Alguns dos problemas enfrentados pelos curdos incluíram tentativas do Irã e da Turquia de arrancar alguns territórios dos curdos, a falta de acordo com Bagdá sobre as receitas do petróleo e as terras disputadas e o envolvimento das forças curdas peshmerga nas forças militares iraquianas.
Muitos curdos depositavam esperanças em Joe Biden, presidente dos EUA, ao contrário de Donald Trump (2017-2021), que foi visto como os tendo usado durante sua presidência. Apesar disso, a saída militar dos EUA deixou clara a política da administração do atual presidente norte-americano.
"O sul cairá nas mãos do Irã. No norte, onde estão os curdos, haverá uma tomada do poder pelos turcos, enquanto no centro, onde reside a maioria dos sunitas, haverá uma guerra civil", acredita Osman.
Isso aconteceu em 1975, quando, após o tratado fronteiriço Irã-Iraque, os curdos foram atacados por Saddam Hussein, então líder do Iraque, enquanto os norte-americanos, que inicialmente pareciam ter apoiado o líder curdo Masoud Barzani, não tomaram ações.
Nos anos 1980, os curdos sofreram um revés semelhante, quando se juntaram aos guardas revolucionários iranianos na guerra Irã-Iraque. Quando as hostilidades chegaram ao fim, Hussein tornou-se ainda mais impiedoso para com a minoria étnica que havia cooperado com seu inimigo. Washington, mais uma vez, preferiu não interferir.
"Eles também deixaram os curdos da Síria", diz Osman, referindo-se à retirada de tropas dos EUA em 2019 do país governado pelo presidente Bashar al-Assad e à recusa de confrontar a Turquia por sua decisão de transferir tropas e forças aliadas para áreas controladas pelos curdos.

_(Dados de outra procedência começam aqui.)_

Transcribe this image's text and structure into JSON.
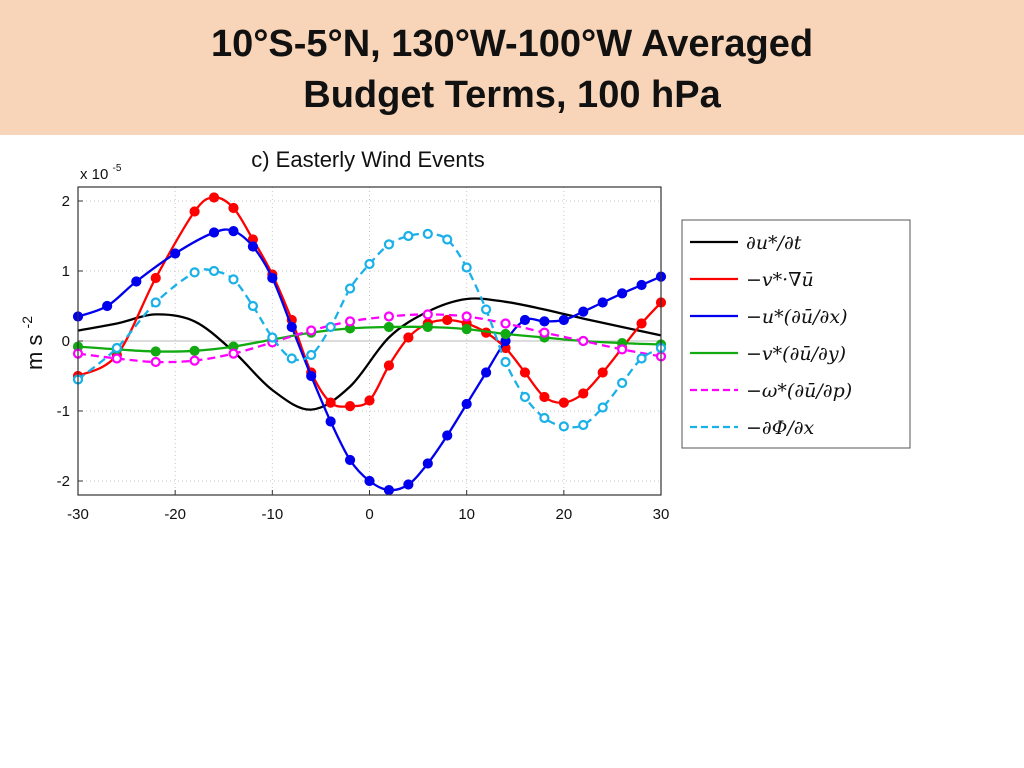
{
  "slide": {
    "title_line_1": "10°S-5°N, 130°W-100°W Averaged",
    "title_line_2": "Budget Terms, 100 hPa",
    "banner_color": "#f8d5b8"
  },
  "chart_data": {
    "type": "line",
    "title": "c) Easterly Wind Events",
    "ylabel": "m s",
    "ylabel_superscript": "-2",
    "y_scale_multiplier": "x 10",
    "y_scale_exponent": "-5",
    "xlim": [
      -30,
      30
    ],
    "ylim": [
      -2.2,
      2.2
    ],
    "xticks": [
      "-30",
      "-20",
      "-10",
      "0",
      "10",
      "20",
      "30"
    ],
    "yticks": [
      "-2",
      "-1",
      "0",
      "1",
      "2"
    ],
    "xtick_values": [
      -30,
      -20,
      -10,
      0,
      10,
      20,
      30
    ],
    "ytick_values": [
      -2,
      -1,
      0,
      1,
      2
    ],
    "grid": true,
    "legend_position": "right",
    "series": [
      {
        "name": "∂u*/∂t",
        "color": "#000000",
        "dash": "solid",
        "marker": "none",
        "x": [
          -30,
          -26,
          -22,
          -18,
          -14,
          -10,
          -6,
          -2,
          2,
          6,
          10,
          14,
          18,
          22,
          26,
          30
        ],
        "y": [
          0.15,
          0.25,
          0.38,
          0.28,
          -0.15,
          -0.7,
          -0.98,
          -0.65,
          0.05,
          0.42,
          0.6,
          0.56,
          0.45,
          0.32,
          0.2,
          0.08
        ]
      },
      {
        "name": "−v*·∇ū",
        "color": "#ff0000",
        "dash": "solid",
        "marker": "filled",
        "x": [
          -30,
          -26,
          -22,
          -18,
          -16,
          -14,
          -12,
          -10,
          -8,
          -6,
          -4,
          -2,
          0,
          2,
          4,
          6,
          8,
          10,
          12,
          14,
          16,
          18,
          20,
          22,
          24,
          26,
          28,
          30
        ],
        "y": [
          -0.5,
          -0.2,
          0.9,
          1.85,
          2.05,
          1.9,
          1.45,
          0.95,
          0.3,
          -0.45,
          -0.88,
          -0.93,
          -0.85,
          -0.35,
          0.05,
          0.25,
          0.3,
          0.25,
          0.12,
          -0.1,
          -0.45,
          -0.8,
          -0.88,
          -0.75,
          -0.45,
          -0.1,
          0.25,
          0.55
        ]
      },
      {
        "name": "−u*(∂ū/∂x)",
        "color": "#0000ee",
        "dash": "solid",
        "marker": "filled",
        "x": [
          -30,
          -27,
          -24,
          -20,
          -16,
          -14,
          -12,
          -10,
          -8,
          -6,
          -4,
          -2,
          0,
          2,
          4,
          6,
          8,
          10,
          12,
          14,
          16,
          18,
          20,
          22,
          24,
          26,
          28,
          30
        ],
        "y": [
          0.35,
          0.5,
          0.85,
          1.25,
          1.55,
          1.57,
          1.35,
          0.9,
          0.2,
          -0.5,
          -1.15,
          -1.7,
          -2.0,
          -2.13,
          -2.05,
          -1.75,
          -1.35,
          -0.9,
          -0.45,
          0.0,
          0.3,
          0.28,
          0.3,
          0.42,
          0.55,
          0.68,
          0.8,
          0.92
        ]
      },
      {
        "name": "−v*(∂ū/∂y)",
        "color": "#11aa11",
        "dash": "solid",
        "marker": "filled",
        "x": [
          -30,
          -26,
          -22,
          -18,
          -14,
          -10,
          -6,
          -2,
          2,
          6,
          10,
          14,
          18,
          22,
          26,
          30
        ],
        "y": [
          -0.08,
          -0.12,
          -0.15,
          -0.14,
          -0.08,
          0.02,
          0.12,
          0.18,
          0.2,
          0.2,
          0.17,
          0.1,
          0.05,
          0.0,
          -0.03,
          -0.05
        ]
      },
      {
        "name": "−ω*(∂ū/∂p)",
        "color": "#ff00ff",
        "dash": "dashed",
        "marker": "hollow",
        "x": [
          -30,
          -26,
          -22,
          -18,
          -14,
          -10,
          -6,
          -2,
          2,
          6,
          10,
          14,
          18,
          22,
          26,
          30
        ],
        "y": [
          -0.18,
          -0.25,
          -0.3,
          -0.28,
          -0.18,
          -0.02,
          0.15,
          0.28,
          0.35,
          0.38,
          0.35,
          0.25,
          0.12,
          0.0,
          -0.12,
          -0.22
        ]
      },
      {
        "name": "−∂Φ/∂x",
        "color": "#1ab0e8",
        "dash": "dashed",
        "marker": "hollow",
        "x": [
          -30,
          -26,
          -22,
          -18,
          -16,
          -14,
          -12,
          -10,
          -8,
          -6,
          -4,
          -2,
          0,
          2,
          4,
          6,
          8,
          10,
          12,
          14,
          16,
          18,
          20,
          22,
          24,
          26,
          28,
          30
        ],
        "y": [
          -0.55,
          -0.1,
          0.55,
          0.98,
          1.0,
          0.88,
          0.5,
          0.05,
          -0.25,
          -0.2,
          0.2,
          0.75,
          1.1,
          1.38,
          1.5,
          1.53,
          1.45,
          1.05,
          0.45,
          -0.3,
          -0.8,
          -1.1,
          -1.22,
          -1.2,
          -0.95,
          -0.6,
          -0.25,
          -0.1
        ]
      }
    ]
  }
}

"Não se pode confiar neles, e esta é a razão pela qual os curdos deveriam estar procurando alternativas", afirmou.

Alternativas a Washington

Irã poderia ser uma das alternativas, crê Osman, com os curdos tendo garantido em 2018 a Teerã que não permitiriam que qualquer grupo curdo da oposição lançasse ataques transfronteiriços desde o Curdistão iraquiano, algo que aproximou os dois lados. Além disso, o Curdistão oriental fez uma série de nomeações que indicavam que estavam buscando laços mais estreitos com a República Islâmica do Irã.
Também houve tentativas de aproximação com a Rússia. Em 2020, Moscou se certificou de envolver os curdos nas negociações com o presidente sírio Assad, enquanto Vladimir Putin, presidente da Rússia, reiterou a importância das forças curdas peshmerga iraquianas em sua luta contra o Daesh (organização terrorista proibida na Rússia e em vários outros países).
"Para os curdos, faz todo o sentido alinharem-se com países como o Irã e a Rússia. Esses se mantêm com seus aliados até a última bala. Portanto, se eu fosse um tomador de decisões e precisasse escolher entre Washington e Moscou, eu certamente avançaria para esta última", conclui Osman.
Atualmente há cerca de 2.500 militares dos EUA no Iraque com o objetivo de combater os restos do Daesh e outros grupos terroristas. É esperado que no próximo ano restem poucas tropas, e que elas treinem e aconselhem os militares iraquianos.